Hoe is de richtlijn tot stand gekomen?

Het initiatief voor deze richtlijn is afkomstig van de Vereniging voor Sportgeneeskunde (VSG). De richtlijn is opgesteld door een multidisciplinaire richtlijnwerkgroep met vertegenwoordigers vanuit de sportartsen, orthopedisch chirurgen, revalidatieartsen, radiologen, fysiotherapeuten, oefentherapeuten, huisartsen, bedrijfsartsen en podotherapeuten. Er werd aandacht besteed aan het patiëntenperspectief door het uitzetten van een vragenlijst aan patiënten door Patiëntenfederatie Nederland.

 

Literatuur

Crossley KM, Stefanik JJ, Selfe J, Collins NJ, Davis IS, Powers CM, McConnell J, Vicenzino B, Bazett-Jones DM, Esculier JF, Morrissey D, Callaghan MJ. (2016).
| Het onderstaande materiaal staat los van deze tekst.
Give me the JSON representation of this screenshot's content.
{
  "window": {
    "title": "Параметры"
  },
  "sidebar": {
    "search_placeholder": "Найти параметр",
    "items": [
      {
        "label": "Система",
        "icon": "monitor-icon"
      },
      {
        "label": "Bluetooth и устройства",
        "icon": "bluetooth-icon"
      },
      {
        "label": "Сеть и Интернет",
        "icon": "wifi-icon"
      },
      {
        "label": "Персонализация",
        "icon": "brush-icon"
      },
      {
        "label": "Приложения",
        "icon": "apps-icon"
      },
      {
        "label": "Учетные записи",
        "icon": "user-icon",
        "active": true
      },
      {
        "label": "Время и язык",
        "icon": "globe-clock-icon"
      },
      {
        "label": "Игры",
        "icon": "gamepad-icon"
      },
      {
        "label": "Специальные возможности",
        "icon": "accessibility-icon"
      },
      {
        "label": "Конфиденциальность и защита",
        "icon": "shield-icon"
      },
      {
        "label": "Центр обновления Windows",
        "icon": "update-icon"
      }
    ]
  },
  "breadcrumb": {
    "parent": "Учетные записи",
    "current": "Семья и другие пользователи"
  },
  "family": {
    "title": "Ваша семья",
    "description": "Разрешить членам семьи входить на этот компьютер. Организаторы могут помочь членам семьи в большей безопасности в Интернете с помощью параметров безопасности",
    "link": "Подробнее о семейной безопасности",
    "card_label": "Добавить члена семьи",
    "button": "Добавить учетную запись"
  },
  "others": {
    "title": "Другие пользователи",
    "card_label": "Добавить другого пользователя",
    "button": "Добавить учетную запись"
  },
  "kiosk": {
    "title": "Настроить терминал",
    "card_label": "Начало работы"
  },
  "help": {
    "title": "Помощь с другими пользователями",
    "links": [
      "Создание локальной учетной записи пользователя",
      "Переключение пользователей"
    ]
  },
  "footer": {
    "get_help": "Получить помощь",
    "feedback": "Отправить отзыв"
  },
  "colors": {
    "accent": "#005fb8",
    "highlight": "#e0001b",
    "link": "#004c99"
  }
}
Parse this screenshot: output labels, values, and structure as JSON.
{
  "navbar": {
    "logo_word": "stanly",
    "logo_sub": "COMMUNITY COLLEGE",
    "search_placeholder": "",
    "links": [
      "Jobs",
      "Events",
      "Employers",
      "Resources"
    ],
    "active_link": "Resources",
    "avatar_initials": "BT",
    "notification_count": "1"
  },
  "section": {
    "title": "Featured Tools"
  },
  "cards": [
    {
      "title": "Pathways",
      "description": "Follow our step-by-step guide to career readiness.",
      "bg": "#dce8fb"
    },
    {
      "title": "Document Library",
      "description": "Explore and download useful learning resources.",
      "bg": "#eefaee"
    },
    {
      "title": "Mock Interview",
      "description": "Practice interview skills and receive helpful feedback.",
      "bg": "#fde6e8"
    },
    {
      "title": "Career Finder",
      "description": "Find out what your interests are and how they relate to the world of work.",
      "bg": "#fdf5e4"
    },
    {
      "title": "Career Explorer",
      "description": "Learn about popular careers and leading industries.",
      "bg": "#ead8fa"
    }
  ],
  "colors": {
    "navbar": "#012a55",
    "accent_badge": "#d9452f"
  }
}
Patellofemoral pain consensus statement from the 4th International Patellofemoral Pain Research Retreat, Manchester. Part 1: Terminology, definitions, clinical examination, natural history, patellofemoral osteoarthritis and patient-reported outcome measures. Br J Sports Med.;50(14):839-43.